La rose est reconnue comme le symbole de l’amour, culturellement très présente de la mythologie grecque et à la littérature, en France, du Moyen Âge à Ronsard et à Paul Éluard. C’est pourquoi elle est en ouverture, immédiatement identifiée bien que sous son nom latin, *Rosa. Ce qui n’est pas le cas des autres plantes du livre ; on lit d’ailleurs « il relèverait du miracle d’entrevoir tilia dans tilleul sans connaître un strict minimum de latin ». Le lien entre pinus et pin est encore lisible, comme peut-être celui entre viola et violette, mais l’ignorance de la langue morte ne permet pas de reconnaître dans Castanea, Trifolium, Taraxacum, Papaver, Bellis, Chamaemelum, Vitis et Lilium, respectivement Châtaigne, Trèfle, Pissenlit, Coquelicot, Pâquerette, Camomille, Vigne et Lys. On verra que c’est un motif, celui de la transformation, qui donne une unité particulière au livre : la rose aurait changé, de son passé violent (« sombre », avec ses piquants) au présent (fleur de l’amour), et elle change aussi de couleur hors de la nature.
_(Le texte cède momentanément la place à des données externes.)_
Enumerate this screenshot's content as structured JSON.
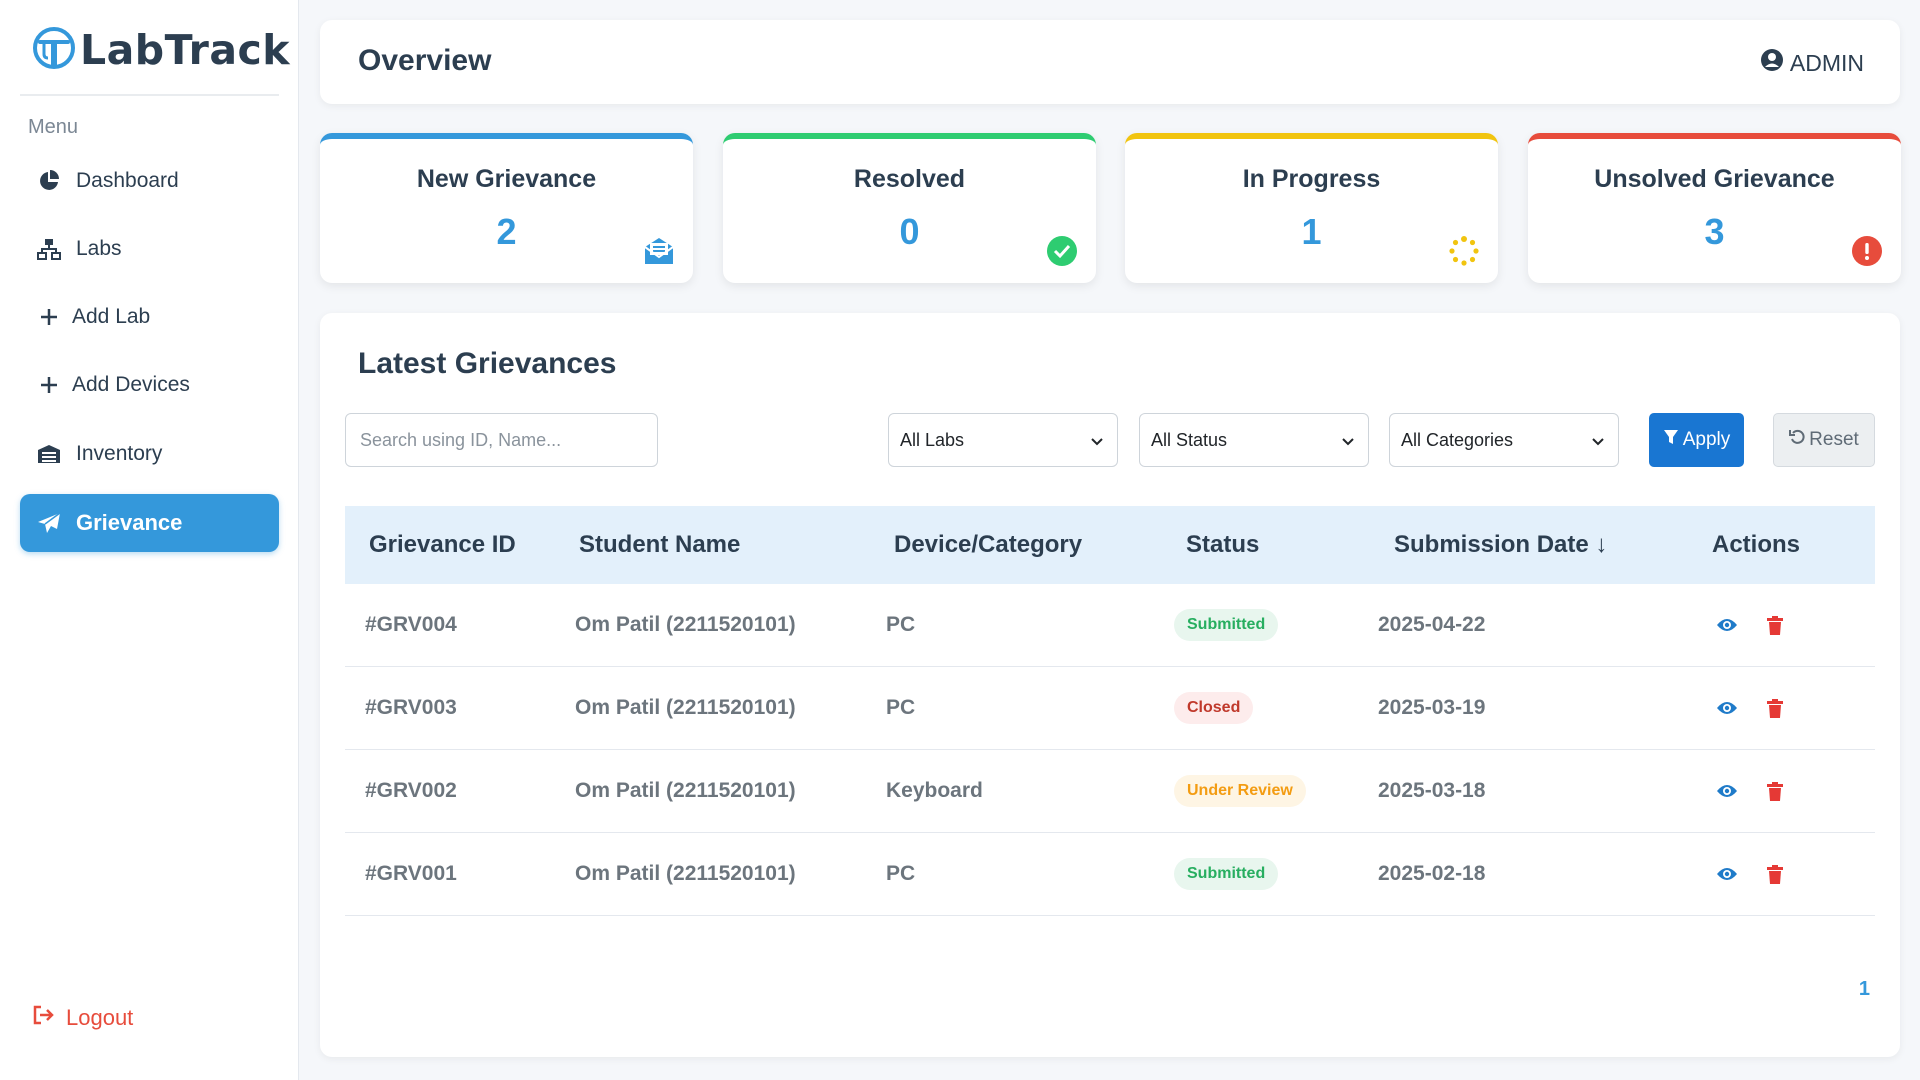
{
  "app": {
    "name": "LabTrack"
  },
  "sidebar": {
    "menu_heading": "Menu",
    "items": [
      {
        "label": "Dashboard",
        "icon": "pie-chart-icon",
        "active": false
      },
      {
        "label": "Labs",
        "icon": "network-icon",
        "active": false
      },
      {
        "label": "Add Lab",
        "icon": "plus-icon",
        "active": false
      },
      {
        "label": "Add Devices",
        "icon": "plus-icon",
        "active": false
      },
      {
        "label": "Inventory",
        "icon": "warehouse-icon",
        "active": false
      },
      {
        "label": "Grievance",
        "icon": "paper-plane-icon",
        "active": true
      }
    ],
    "logout": "Logout"
  },
  "header": {
    "title": "Overview",
    "user": "ADMIN"
  },
  "stats": [
    {
      "title": "New Grievance",
      "value": "2",
      "color": "#3498db",
      "icon": "envelope-open-icon"
    },
    {
      "title": "Resolved",
      "value": "0",
      "color": "#2ecc71",
      "icon": "check-circle-icon"
    },
    {
      "title": "In Progress",
      "value": "1",
      "color": "#f1c40f",
      "icon": "spinner-icon"
    },
    {
      "title": "Unsolved Grievance",
      "value": "3",
      "color": "#e74c3c",
      "icon": "exclamation-circle-icon"
    }
  ],
  "grievances": {
    "title": "Latest Grievances",
    "search_placeholder": "Search using ID, Name...",
    "filters": {
      "labs": "All Labs",
      "status": "All Status",
      "categories": "All Categories"
    },
    "apply_label": "Apply",
    "reset_label": "Reset",
    "columns": [
      "Grievance ID",
      "Student Name",
      "Device/Category",
      "Status",
      "Submission Date ↓",
      "Actions"
    ],
    "rows": [
      {
        "id": "#GRV004",
        "student": "Om Patil (2211520101)",
        "device": "PC",
        "status": "Submitted",
        "date": "2025-04-22"
      },
      {
        "id": "#GRV003",
        "student": "Om Patil (2211520101)",
        "device": "PC",
        "status": "Closed",
        "date": "2025-03-19"
      },
      {
        "id": "#GRV002",
        "student": "Om Patil (2211520101)",
        "device": "Keyboard",
        "status": "Under Review",
        "date": "2025-03-18"
      },
      {
        "id": "#GRV001",
        "student": "Om Patil (2211520101)",
        "device": "PC",
        "status": "Submitted",
        "date": "2025-02-18"
      }
    ],
    "page": "1"
  }
}
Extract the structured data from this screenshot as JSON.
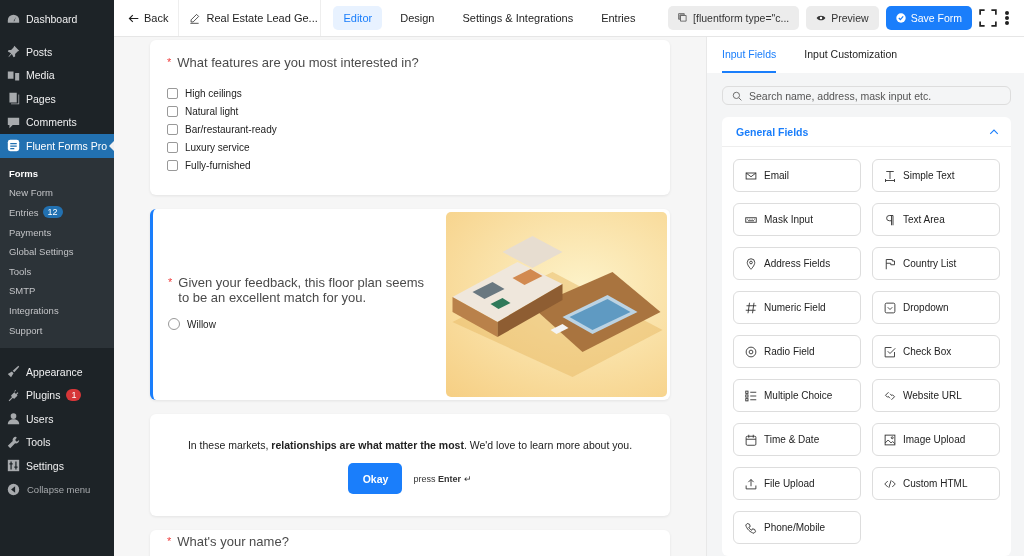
{
  "sidebar": {
    "items": [
      {
        "label": "Dashboard",
        "selected": false
      },
      {
        "label": "Posts",
        "selected": false
      },
      {
        "label": "Media",
        "selected": false
      },
      {
        "label": "Pages",
        "selected": false
      },
      {
        "label": "Comments",
        "selected": false
      },
      {
        "label": "Fluent Forms Pro",
        "selected": true,
        "children": [
          {
            "label": "Forms",
            "selected": true
          },
          {
            "label": "New Form",
            "selected": false
          },
          {
            "label": "Entries",
            "badge": "12",
            "selected": false
          },
          {
            "label": "Payments",
            "selected": false
          },
          {
            "label": "Global Settings",
            "selected": false
          },
          {
            "label": "Tools",
            "selected": false
          },
          {
            "label": "SMTP",
            "selected": false
          },
          {
            "label": "Integrations",
            "selected": false
          },
          {
            "label": "Support",
            "selected": false
          }
        ]
      },
      {
        "label": "Appearance",
        "selected": false
      },
      {
        "label": "Plugins",
        "badge": "1",
        "selected": false
      },
      {
        "label": "Users",
        "selected": false
      },
      {
        "label": "Tools",
        "selected": false
      },
      {
        "label": "Settings",
        "selected": false
      }
    ],
    "collapse": "Collapse menu"
  },
  "toolbar": {
    "back": "Back",
    "form_title": "Real Estate Lead Ge...",
    "tabs": [
      {
        "label": "Editor",
        "selected": true
      },
      {
        "label": "Design",
        "selected": false
      },
      {
        "label": "Settings & Integrations",
        "selected": false
      },
      {
        "label": "Entries",
        "selected": false
      }
    ],
    "shortcode": "[fluentform type=\"c...",
    "preview": "Preview",
    "save": "Save Form"
  },
  "form": {
    "cards": [
      {
        "kind": "checkbox",
        "mark": "*",
        "question": "What features are you most interested in?",
        "options": [
          {
            "label": "High ceilings",
            "checked": false
          },
          {
            "label": "Natural light",
            "checked": false
          },
          {
            "label": "Bar/restaurant-ready",
            "checked": false
          },
          {
            "label": "Luxury service",
            "checked": false
          },
          {
            "label": "Fully-furnished",
            "checked": false
          }
        ]
      },
      {
        "kind": "radio",
        "mark": "*",
        "active": true,
        "question": "Given your feedback, this floor plan seems to be an excellent match for you.",
        "options": [
          {
            "label": "Willow",
            "selected": false
          }
        ],
        "image": {
          "kind": "picture"
        }
      },
      {
        "kind": "statement",
        "text": "In these markets, **relationships are what matter the most**. We'd love to learn more about you.",
        "button": "Okay",
        "hint": "press **Enter** ↵"
      },
      {
        "kind": "text",
        "mark": "*",
        "question": "What's your name?"
      }
    ]
  },
  "panel": {
    "tabs": [
      {
        "label": "Input Fields",
        "selected": true
      },
      {
        "label": "Input Customization",
        "selected": false
      }
    ],
    "search": {
      "placeholder": "Search name, address, mask input etc."
    },
    "group": {
      "title": "General Fields",
      "expanded": true,
      "fields": [
        "Email",
        "Simple Text",
        "Mask Input",
        "Text Area",
        "Address Fields",
        "Country List",
        "Numeric Field",
        "Dropdown",
        "Radio Field",
        "Check Box",
        "Multiple Choice",
        "Website URL",
        "Time & Date",
        "Image Upload",
        "File Upload",
        "Custom HTML",
        "Phone/Mobile"
      ]
    }
  }
}
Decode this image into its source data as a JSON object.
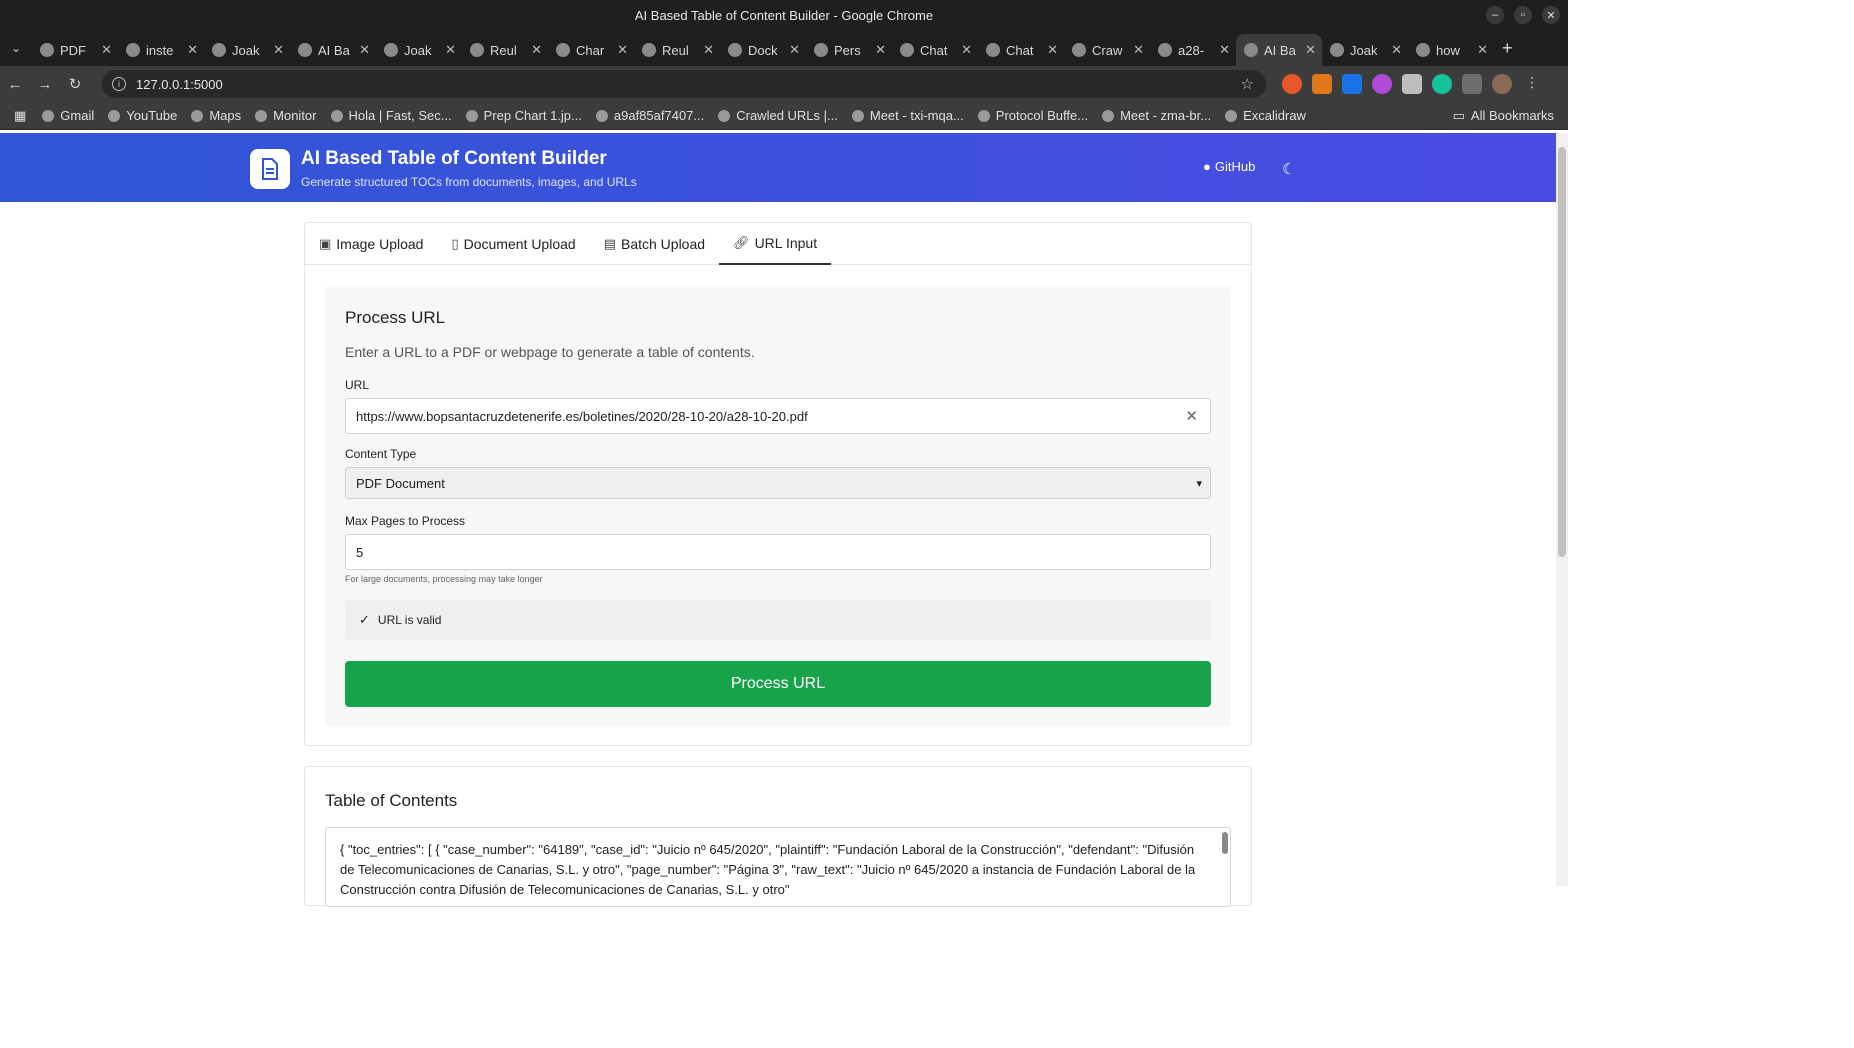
{
  "window": {
    "title": "AI Based Table of Content Builder - Google Chrome"
  },
  "tabs": [
    {
      "label": "PDF"
    },
    {
      "label": "inste"
    },
    {
      "label": "Joak"
    },
    {
      "label": "AI Ba"
    },
    {
      "label": "Joak"
    },
    {
      "label": "Reul"
    },
    {
      "label": "Char"
    },
    {
      "label": "Reul"
    },
    {
      "label": "Dock"
    },
    {
      "label": "Pers"
    },
    {
      "label": "Chat"
    },
    {
      "label": "Chat"
    },
    {
      "label": "Craw"
    },
    {
      "label": "a28-"
    },
    {
      "label": "AI Ba"
    },
    {
      "label": "Joak"
    },
    {
      "label": "how"
    }
  ],
  "active_tab_index": 14,
  "browser": {
    "url": "127.0.0.1:5000"
  },
  "bookmarks": [
    {
      "label": "Gmail"
    },
    {
      "label": "YouTube"
    },
    {
      "label": "Maps"
    },
    {
      "label": "Monitor"
    },
    {
      "label": "Hola | Fast, Sec..."
    },
    {
      "label": "Prep Chart 1.jp..."
    },
    {
      "label": "a9af85af7407..."
    },
    {
      "label": "Crawled URLs |..."
    },
    {
      "label": "Meet - txi-mqa..."
    },
    {
      "label": "Protocol Buffe..."
    },
    {
      "label": "Meet - zma-br..."
    },
    {
      "label": "Excalidraw"
    }
  ],
  "bookmarks_all": "All Bookmarks",
  "app": {
    "title": "AI Based Table of Content Builder",
    "subtitle": "Generate structured TOCs from documents, images, and URLs",
    "github": "GitHub",
    "accent": "#2f56d6"
  },
  "nav_tabs": [
    {
      "label": "Image Upload",
      "icon": "image-icon"
    },
    {
      "label": "Document Upload",
      "icon": "document-icon"
    },
    {
      "label": "Batch Upload",
      "icon": "batch-icon"
    },
    {
      "label": "URL Input",
      "icon": "link-icon"
    }
  ],
  "panel": {
    "title": "Process URL",
    "description": "Enter a URL to a PDF or webpage to generate a table of contents.",
    "url_label": "URL",
    "url_value": "https://www.bopsantacruzdetenerife.es/boletines/2020/28-10-20/a28-10-20.pdf",
    "content_type_label": "Content Type",
    "content_type_value": "PDF Document",
    "max_pages_label": "Max Pages to Process",
    "max_pages_value": "5",
    "hint": "For large documents, processing may take longer",
    "valid_text": "URL is valid",
    "process_button": "Process URL",
    "button_color": "#16a34a"
  },
  "toc": {
    "title": "Table of Contents",
    "content": "{ \"toc_entries\": [ { \"case_number\": \"64189\", \"case_id\": \"Juicio nº 645/2020\", \"plaintiff\": \"Fundación Laboral de la Construcción\", \"defendant\": \"Difusión de Telecomunicaciones de Canarias, S.L. y otro\", \"page_number\": \"Página 3\", \"raw_text\": \"Juicio nº 645/2020 a instancia de Fundación Laboral de la Construcción contra Difusión de Telecomunicaciones de Canarias, S.L. y otro\""
  }
}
Ici, la rose, comme vivante, « obéit : à la lumière, à la chaleur », et, avec les sentiments d’un humain, elle se comporte comme tel, douée de la faculté de rêver ; la narratrice comprend que les façons d’être d’un humain — comme la respiration — choquent la rose qui, elle, n’est pas soumise à l’air. La rose peut être transformée par la génétique et la dernière partie du poème rapporte qu’est née une rose bleue (précisément bleu violacé, bleu lavande) dans les laboratoires japonais, transformation destructrice d’un élément de la nature et de sa charge symbolique, de l’imaginaire qui lui est attaché. Toutes les plantes réunies dans Blancs-seings se modifient, chacune à sa manière ; pour les arbres ils grandissent et gardent quelque chose de leur histoire ; la châtaigne, qui semblait dans sa « cuirasse polie » avoir fait « vœu de silence » explose au sol ; le latex du pissenlit est comme du sang ; le pavot ressemble à une marmite, à une jupe et semble lié au feu ; la grappe de la vigne semble un fleur de glycine ; le poème consacré à la violette se termine par un palindrome, attribué parfois à Virgile et choisi comme titre par Guy Debord pour titre d’un de ses films, In girum imus nocte ecce et consumimur igni, « nous tournons dans la nuit et nous sommes dévorés par le feu ». Pour la camomille,
« et pareil à l’eau chaude que nous versons sur les fleurs desséchées dans le but de ressusciter les cités perdues au fond de nos infusions,
la mémoire insuffle au passé recroquevillé dans le bol de l’esprit ses anciennes courbes et couleurs.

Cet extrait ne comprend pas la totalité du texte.